New valves for babies that can grow with them

by Tom Ulrich on October 4, 2012

In children with severe mitral valve defects, sometimes valve replacement is the only option. Expandable mitral valves that can be enlarged as a child grows could make caring for such children less complex and invasive.

The human heart is kind of like a busy factory with two powerful pumps—the ventricles—and two “unloading docks,” called the atria. Together, these chambers maintain a delicate balance, ensuring that oxygen-rich blood moves out into the body and that oxygen-poor blood gets pushed back to the heart and lungs.

Just like any factory, however, the heart’s essential functions can be seriously disrupted if just one piece of machinery isn’t working properly.

The mitral valve is a key part of that mechanical balance. This one-way valve helps move blood from the left atrium into the left ventricle, which then pushes the blood out to the body. A failure of the valve can be life-threatening, but fixing or replacing it in children is incredibly complex—and often requires many repeat operations over time.

But two cardiac surgeons at Boston Children’s Hospital, Sitaram Emani, MD, and Pedro del Nido, MD, may have made the repair a little easier by developing a replacement mitral valve that can expand as a child grows.

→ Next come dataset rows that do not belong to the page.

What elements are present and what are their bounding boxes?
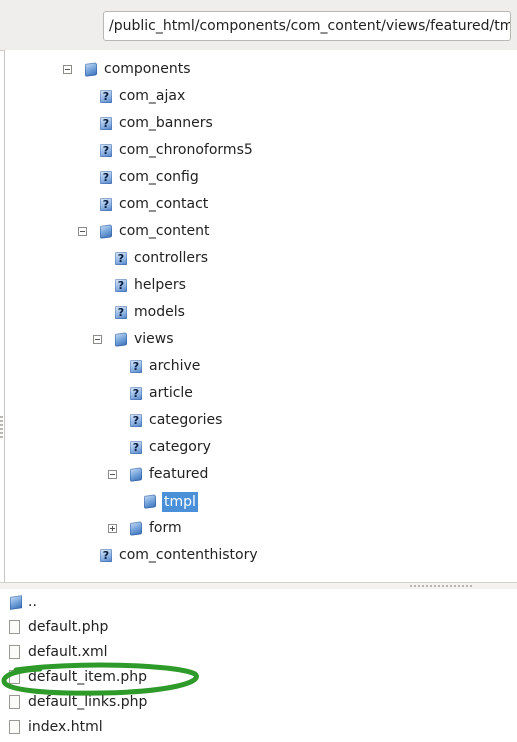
file-name: default.php xyxy=(28,619,109,635)
unknown-file-icon: ? xyxy=(115,279,127,292)
file-icon xyxy=(9,670,20,684)
file-row[interactable]: default.php xyxy=(0,616,517,641)
unknown-file-icon: ? xyxy=(115,306,127,319)
folder-icon xyxy=(115,332,127,347)
file-name: default_links.php xyxy=(28,694,148,710)
tree-node-archive[interactable]: ? archive xyxy=(5,354,505,380)
tree-node-label: com_ajax xyxy=(119,88,186,104)
tree-node-label: components xyxy=(104,61,191,77)
tree-node-label: form xyxy=(149,520,182,536)
folder-icon xyxy=(130,467,142,482)
file-icon xyxy=(9,620,20,634)
tree-node-com-banners[interactable]: ? com_banners xyxy=(5,111,505,137)
unknown-file-icon: ? xyxy=(100,198,112,211)
tree-node-label: com_contact xyxy=(119,196,209,212)
collapse-icon[interactable] xyxy=(93,335,102,344)
folder-icon xyxy=(100,224,112,239)
unknown-file-icon: ? xyxy=(130,360,142,373)
file-icon xyxy=(9,645,20,659)
collapse-icon[interactable] xyxy=(63,65,72,74)
tree-node-com-contact[interactable]: ? com_contact xyxy=(5,192,505,218)
unknown-file-icon: ? xyxy=(130,441,142,454)
collapse-icon[interactable] xyxy=(108,470,117,479)
splitter-grip[interactable] xyxy=(410,585,474,587)
tree-node-label: helpers xyxy=(134,277,186,293)
tree-node-label: com_contenthistory xyxy=(119,547,258,563)
tree-node-label: categories xyxy=(149,412,223,428)
path-input[interactable] xyxy=(103,11,511,41)
expand-icon[interactable] xyxy=(108,524,117,533)
tree-node-form[interactable]: form xyxy=(5,516,505,542)
file-name: index.html xyxy=(28,719,103,735)
file-row[interactable]: default.xml xyxy=(0,641,517,666)
path-bar xyxy=(0,0,517,51)
tree-node-label: com_config xyxy=(119,169,199,185)
file-name: default_item.php xyxy=(28,669,147,685)
unknown-file-icon: ? xyxy=(100,549,112,562)
folder-icon xyxy=(130,521,142,536)
unknown-file-icon: ? xyxy=(115,252,127,265)
unknown-file-icon: ? xyxy=(100,90,112,103)
tree-node-label: com_chronoforms5 xyxy=(119,142,253,158)
folder-open-icon xyxy=(144,494,156,509)
tree-node-com-config[interactable]: ? com_config xyxy=(5,165,505,191)
file-row[interactable]: .. xyxy=(0,591,517,616)
tree-node-label: com_content xyxy=(119,223,210,239)
file-name: default.xml xyxy=(28,644,108,660)
unknown-file-icon: ? xyxy=(100,144,112,157)
file-icon xyxy=(9,695,20,709)
side-resize-grip[interactable] xyxy=(0,414,3,438)
file-row[interactable]: index.html xyxy=(0,716,517,741)
collapse-icon[interactable] xyxy=(78,227,87,236)
tree-node-label: category xyxy=(149,439,211,455)
tree-node-com-chronoforms5[interactable]: ? com_chronoforms5 xyxy=(5,138,505,164)
tree-node-categories[interactable]: ? categories xyxy=(5,408,505,434)
tree-node-label: models xyxy=(134,304,185,320)
tree-node-label: tmpl xyxy=(162,492,198,512)
tree-node-com-ajax[interactable]: ? com_ajax xyxy=(5,84,505,110)
unknown-file-icon: ? xyxy=(100,117,112,130)
tree-node-article[interactable]: ? article xyxy=(5,381,505,407)
unknown-file-icon: ? xyxy=(130,414,142,427)
file-list[interactable]: .. default.php default.xml default_item.php… xyxy=(0,589,517,742)
tree-node-label: views xyxy=(134,331,174,347)
folder-tree[interactable]: components? com_ajax? com_banners? com_chro… xyxy=(4,50,517,582)
tree-node-com-contenthistory[interactable]: ? com_contenthistory xyxy=(5,543,505,569)
tree-node-label: controllers xyxy=(134,250,209,266)
tree-node-controllers[interactable]: ? controllers xyxy=(5,246,505,272)
tree-node-label: featured xyxy=(149,466,209,482)
tree-node-label: article xyxy=(149,385,193,401)
file-row[interactable]: default_item.php xyxy=(0,666,517,691)
file-icon xyxy=(9,720,20,734)
tree-node-models[interactable]: ? models xyxy=(5,300,505,326)
tree-node-featured[interactable]: featured xyxy=(5,462,505,488)
folder-icon xyxy=(85,62,97,77)
tree-node-category[interactable]: ? category xyxy=(5,435,505,461)
tree-node-com-content[interactable]: com_content xyxy=(5,219,505,245)
file-name: .. xyxy=(28,594,37,610)
tree-node-helpers[interactable]: ? helpers xyxy=(5,273,505,299)
tree-node-label: com_banners xyxy=(119,115,213,131)
tree-node-views[interactable]: views xyxy=(5,327,505,353)
tree-node-components[interactable]: components xyxy=(5,57,505,83)
unknown-file-icon: ? xyxy=(100,171,112,184)
parent-folder-icon xyxy=(10,595,22,610)
tree-node-label: archive xyxy=(149,358,201,374)
tree-node-tmpl[interactable]: tmpl xyxy=(5,489,505,515)
unknown-file-icon: ? xyxy=(130,387,142,400)
file-row[interactable]: default_links.php xyxy=(0,691,517,716)
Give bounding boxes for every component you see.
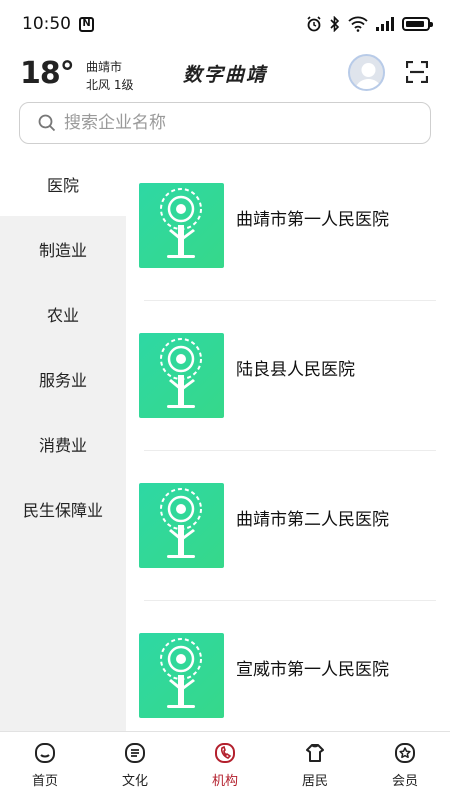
tab-label: 首页 bbox=[31, 774, 58, 789]
institution-name: 陆良县人民医院 bbox=[236, 360, 355, 380]
scan-icon[interactable] bbox=[406, 61, 428, 83]
culture-icon bbox=[125, 743, 145, 763]
nfc-icon: N bbox=[79, 16, 94, 32]
category-label: 消费业 bbox=[38, 435, 87, 455]
category-consumer[interactable]: 消费业 bbox=[0, 411, 126, 476]
institution-name: 宣威市第一人民医院 bbox=[236, 660, 389, 680]
bluetooth-icon bbox=[330, 16, 340, 32]
tab-label: 居民 bbox=[301, 774, 328, 789]
wind-info: 北风 1级 bbox=[86, 78, 134, 92]
money-tree-icon bbox=[139, 633, 224, 718]
bottom-tab-bar: 首页 文化 机构 居民 会员 bbox=[0, 731, 450, 800]
search-bar[interactable] bbox=[19, 102, 431, 144]
app-title: 数字曲靖 bbox=[182, 64, 267, 86]
tab-label: 会员 bbox=[391, 774, 418, 789]
tab-institution[interactable]: 机构 bbox=[180, 732, 270, 800]
category-manufacturing[interactable]: 制造业 bbox=[0, 216, 126, 281]
status-bar: 10:50 N bbox=[0, 0, 450, 48]
member-icon bbox=[395, 743, 415, 763]
category-label: 制造业 bbox=[38, 240, 87, 260]
list-item[interactable]: 宣威市第一人民医院 bbox=[126, 601, 450, 731]
institution-name: 曲靖市第二人民医院 bbox=[236, 510, 389, 530]
header: 18° 曲靖市 北风 1级 数字曲靖 bbox=[0, 48, 450, 98]
wifi-icon bbox=[348, 16, 368, 32]
money-tree-icon bbox=[139, 483, 224, 568]
money-tree-icon bbox=[139, 183, 224, 268]
list-item[interactable]: 曲靖市第一人民医院 bbox=[126, 151, 450, 301]
institution-list: 曲靖市第一人民医院 陆良县人民医院 曲靖市第二人民医院 宣威市第一人民医院 bbox=[126, 151, 450, 731]
tab-culture[interactable]: 文化 bbox=[90, 732, 180, 800]
institution-icon bbox=[215, 743, 235, 763]
category-livelihood[interactable]: 民生保障业 bbox=[0, 476, 126, 541]
list-item[interactable]: 陆良县人民医院 bbox=[126, 301, 450, 451]
tab-label: 机构 bbox=[211, 774, 238, 789]
category-label: 服务业 bbox=[38, 370, 87, 390]
category-sidebar: 医院 制造业 农业 服务业 消费业 民生保障业 bbox=[0, 151, 126, 731]
avatar-icon[interactable] bbox=[348, 54, 385, 91]
category-label: 医院 bbox=[46, 175, 79, 195]
search-icon bbox=[38, 114, 56, 132]
battery-icon bbox=[402, 17, 433, 31]
money-tree-icon bbox=[139, 333, 224, 418]
category-agriculture[interactable]: 农业 bbox=[0, 281, 126, 346]
tab-label: 文化 bbox=[121, 774, 148, 789]
category-label: 农业 bbox=[46, 305, 79, 325]
resident-icon bbox=[306, 744, 324, 762]
home-icon bbox=[35, 743, 55, 763]
signal-icon bbox=[376, 17, 394, 31]
tab-member[interactable]: 会员 bbox=[360, 732, 450, 800]
tab-resident[interactable]: 居民 bbox=[270, 732, 360, 800]
tab-home[interactable]: 首页 bbox=[0, 732, 90, 800]
category-label: 民生保障业 bbox=[22, 500, 103, 520]
temperature: 18° bbox=[20, 56, 75, 91]
category-hospital[interactable]: 医院 bbox=[0, 151, 126, 216]
list-item[interactable]: 曲靖市第二人民医院 bbox=[126, 451, 450, 601]
category-service[interactable]: 服务业 bbox=[0, 346, 126, 411]
institution-name: 曲靖市第一人民医院 bbox=[236, 210, 389, 230]
city-name: 曲靖市 bbox=[86, 60, 123, 74]
alarm-icon bbox=[307, 16, 321, 32]
search-input[interactable] bbox=[64, 113, 394, 133]
status-time: 10:50 bbox=[22, 14, 71, 34]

If the mitral valve is too narrow—a condition called mitral valve stenosis—blood backs up in the left atrium, with several upstream effects:

  • Added pressure in the left atrium can cause it to enlarge
  • Because the lungs feed freshly oxygenated blood into the left atrium, the pressure can push blood back into the vessels of the lungs
  • Because it has to work harder, the heart can weaken over time

If a grownup has mitral valve stenosis, surgeons typically replace their defective valve with a prosthetic one—a (hopefully) one-time repair that gets their heart working properly again.

With children, and especially newborns and infants, it gets more complicated.

“In some ways, repair of the mitral valve is still more of an art than a science,” says Emani, a pediatric cardiac surgeon at Boston Children’s who specializes in cardiovascular surgery for newborns and children with complex congenital heart disease. “You have to be able to respond to each child’s unique anatomy, and the mitral valve is structurally more challenging from a surgical standpoint than the other valves in the heart. There are a lot of critical structures very close to it that restrict what you can do.”

“In some ways, repair of the mitral valve is still more of an art than a science.”

While surgeons like Emani prefer to fix a child’s existing valve if they can, sometimes it’s just beyond repair. The next step is replacement, which comes with its own set of obstacles.

“Children often outgrow a fixed diameter prosthetic valve within months to years after implantation, requiring multiple replacements over time,” Emani explains. And multiple replacements means multiple surgeries, a huge expense and a huge strain on a child’s growing body. “What we need is a solution that would allow us to expand a valve as a child grows and avoid taking them back into the operating room.”

That’s when he and his colleagues noticed something about the Melody valve, an expandable prosthetic valve currently used in children who need a new pulmonary valve.

While the Melody is meant to be used at its full size, the pair noted that it still functions even when only partially expanded, opening the door to using it in infants and babies. By trimming the length of the replacement valve and cinching it down to its smallest size, Emani has been able to implant it into five children to date ranging from two months to six months old. He reported his team’s experiences with two of them in a recent paper in the Annals of Thoracic Surgery; their work marks the first time the Melody has been used for mitral valve replacement.

As the child grows, the modified valve can be expanded by threading a thin balloon catheter into the heart, and carefully inflating it. “It’s much less invasive than open heart surgery, requires less recovery time,” says Emani. “By going this route, we could potentially leave the modified valve in place until a patient reaches adulthood, reducing the number of operations and the risk of lung swelling related to suboptimal valve function.

Sitaram Emani, MD, and Pedro del Nido, MD

“It opens up the opportunity to carry out mitral valve replacement in more children and at an earlier time point than has historically been possible,” he adds.

While the team doesn’t yet have long-term experience with the procedure, the initial outcomes look promising. “Two of our patients have already undergone their first growth-related valve dilations, and in both, the procedure went better than expected,” Emani says. “The others have gone almost a year without the need for additional surgeries, which is remarkable given the level of surgical care small children with mitral valve disease usually need.”